Bioinformatics

Machine Learning (ML) techniques, such as Markov models, support vector machines, neural networks and, in particular, graphical models and deep architectures have been successfully used in analyzing life science problems, because of their capabilities in handling uncertainty and noise and in generalizing to unseen data.

Actually, ML approaches are increasingly being employed to problems in computational biology and bioinformatics. Novel computational techniques to analyze high throughput data in the form of sequences, gene and protein expressions, pathways, and images are becoming vital both for understanding diseases and for future drug discovery, in the perspective of striving towards precision medicine. Precision medicine is, in fact, a groundbreaking approach to disease prevention, diagnosis and treatment, based on individual differences in genes, environment, metabolomics, proteomics, and lifestyle. This does not necessarily mean to tailor a medical treatment to a unique patient, but rather to gain the ability of classifying patients into subpopulations, according to their susceptibility to a particular disease or to their response to a specific treatment.

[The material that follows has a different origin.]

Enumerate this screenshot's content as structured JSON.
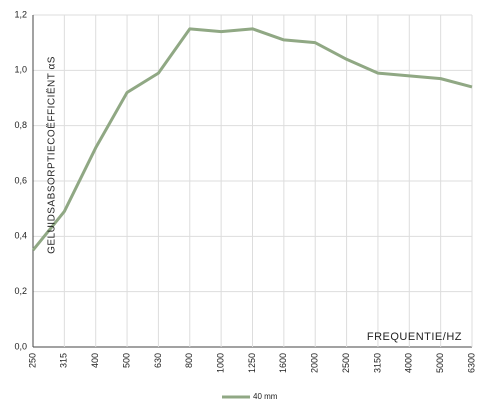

The Bioinformatics research at SAILab is particularly devoted to applying artificial intelligence tools to the analysis of protein data, in order to predict the appearance of transient pockets on the protein surface and to discover conformational transitions occurring at protein interfaces, which provide critical information to guide the search for druggable active sites. Moreover ML techniques are also applied to the analysis of image data, coming, for instance, from cellular cultures – for the automatic reporting of medical analyses – and NMR images of brain and muscles – for monitoring neurodegenerative diseases and revealing the presence/type of lesions.

Research on COVID19 The spike glycoprotein of COVID-19 is fundamental in the life cicle of the virus, allowing virions to attach to host cell receptors. We analyzed the structure of this protein, which is composed of three monomers, searching for concave moieties located in the monomer-monomer interface regions. The presence of some druggable pockets in these locations suggests that known drug molecules could prevent the quaternary formation of the spike protein. A virtual screening procedure allowed to identify some of the compounds in the Drug Bank as interesting ligands for this purpose.